Two of my favorite bloggers (GreenBean and Arduous) have posted in the last day or two about comparisons between the evangelical community and the environmentalist community made in the book "Break Through: From the Death of Environmentalism to the Politics of Possibility" by Ted Nordhausen and Michael Schellenberger. I haven't read the book yet, (I hope to soon) but it sounds like there is a significant paradigm shift in it's approach to the green movement. Environmentalist are being encouraged to adopt a church model, and help found a "Church of Climate Change" for the green movement.
As an evangelical, this naturally intrigues me. I find it sort of flattering that we are viewed as having some things that people are longing for: community, positive messages, a sense of peace and meaning, positive self-esteem, and even joy. And here I thought we were seen as a bunch of self-righteous kooks! It's refreshing to finally be viewed with a different lens.
Of course, it's also a little odd to think about a "church" that does everything that a church usually does, but without the God part. In fact, I honestly can't wrap my mind around that, no matter how hard I try. Christ is the center of the church. He's the reason it exists. When we go to church, He's all we talk about, all we sing about, the motivator for all our outward actions. In fact, He's the glue that holds us together, because, being human and all, we're too ornery to keep it all together on our own. No amount of trying to act nice would ever make our community possible. It's when people forget about Christ and start trying to make church happen on their own terms that it usually all falls apart.
A lot of perfectly nice people have wonderful social groups, whether it's a book club, a bowling league, the Farm Bureau, or the pals down at the Master Gardening office, and when someone gets sick or loses a family member or a job, the casseroles may come in, or the offers of baby-sitting, or the help cleaning up from the disaster. I've experienced that myself. I've also seen a few people who claimed church membership who could be pretty difficult to deal with. We are by no means a perfect bunch.

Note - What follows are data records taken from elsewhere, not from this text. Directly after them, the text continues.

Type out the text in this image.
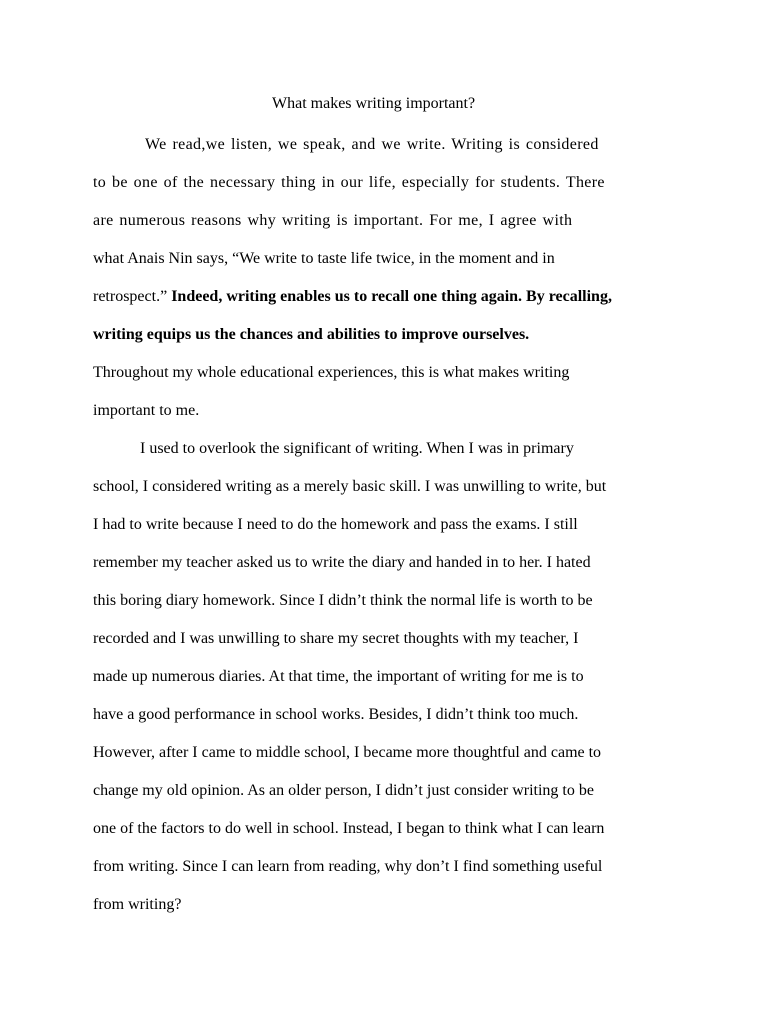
What makes writing important?
We read,we listen, we speak, and we write. Writing is considered
to be one of the necessary thing in our life, especially for students. There
are numerous reasons why writing is important. For me, I agree with
what Anais Nin says, “We write to taste life twice, in the moment and in
retrospect.” Indeed, writing enables us to recall one thing again. By recalling,
writing equips us the chances and abilities to improve ourselves.
Throughout my whole educational experiences, this is what makes writing
important to me.
I used to overlook the significant of writing. When I was in primary
school, I considered writing as a merely basic skill. I was unwilling to write, but
I had to write because I need to do the homework and pass the exams. I still
remember my teacher asked us to write the diary and handed in to her. I hated
this boring diary homework. Since I didn’t think the normal life is worth to be
recorded and I was unwilling to share my secret thoughts with my teacher, I
made up numerous diaries. At that time, the important of writing for me is to
have a good performance in school works. Besides, I didn’t think too much.
However, after I came to middle school, I became more thoughtful and came to
change my old opinion. As an older person, I didn’t just consider writing to be
one of the factors to do well in school. Instead, I began to think what I can learn
from writing. Since I can learn from reading, why don’t I find something useful
from writing?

I have seen my green blogging friends wrestle with so many of the very same things we wrestle with at church: materialism and consumerism vs. asceticism; hopelessness vs. hopefulness; the value of individual action vs. corporate action; whether the political process has any value at all or should be abandoned; the difficulty of speaking truth to power; the necessity for, and fruitlessness of, self-discipline; long lists of "thou shalt nots" vs. freedom from guilt-inducing rules; fanaticism vs. moderation; feeling like the rest of the world views one as some kind of nut. I could go on and on about the similarities.
I have also observed green bloggers accept the fact that it may be necessary to live with alternative values in order find happiness and fulfillment, just as Christians have accepted the fact that we live in an inexplicable parallel universe with it's own alternate value system called the Kingdom of God. I have seen them search intensely for the truth that is hidden beneath the falsehoods of our culture. It's the thing I admire most about them- and I do admire them, prodigiously! Thank goodness for people who care about the truth!
I'm certainly not a better person than any of them, but I am part of the called-out-of-the-culture group called "the church of the Living God, who is the pillar and foundation of Truth" (1 Timothy 3:15). That's where I live each day, in that Kingdom. Anyone who is actively seeking the truth is my near and dear neighbor. Left to our own devices, humans aren't going to find that much sought-after truth. But that's not a hopeless situation. I don't mean to say that I, personally, always know, without equivocation, the truth in every situation, but I know Who does.
That's the difference between the The Church of Climate Change, and the Church of the Living God: Who, ultimately, holds the Truth.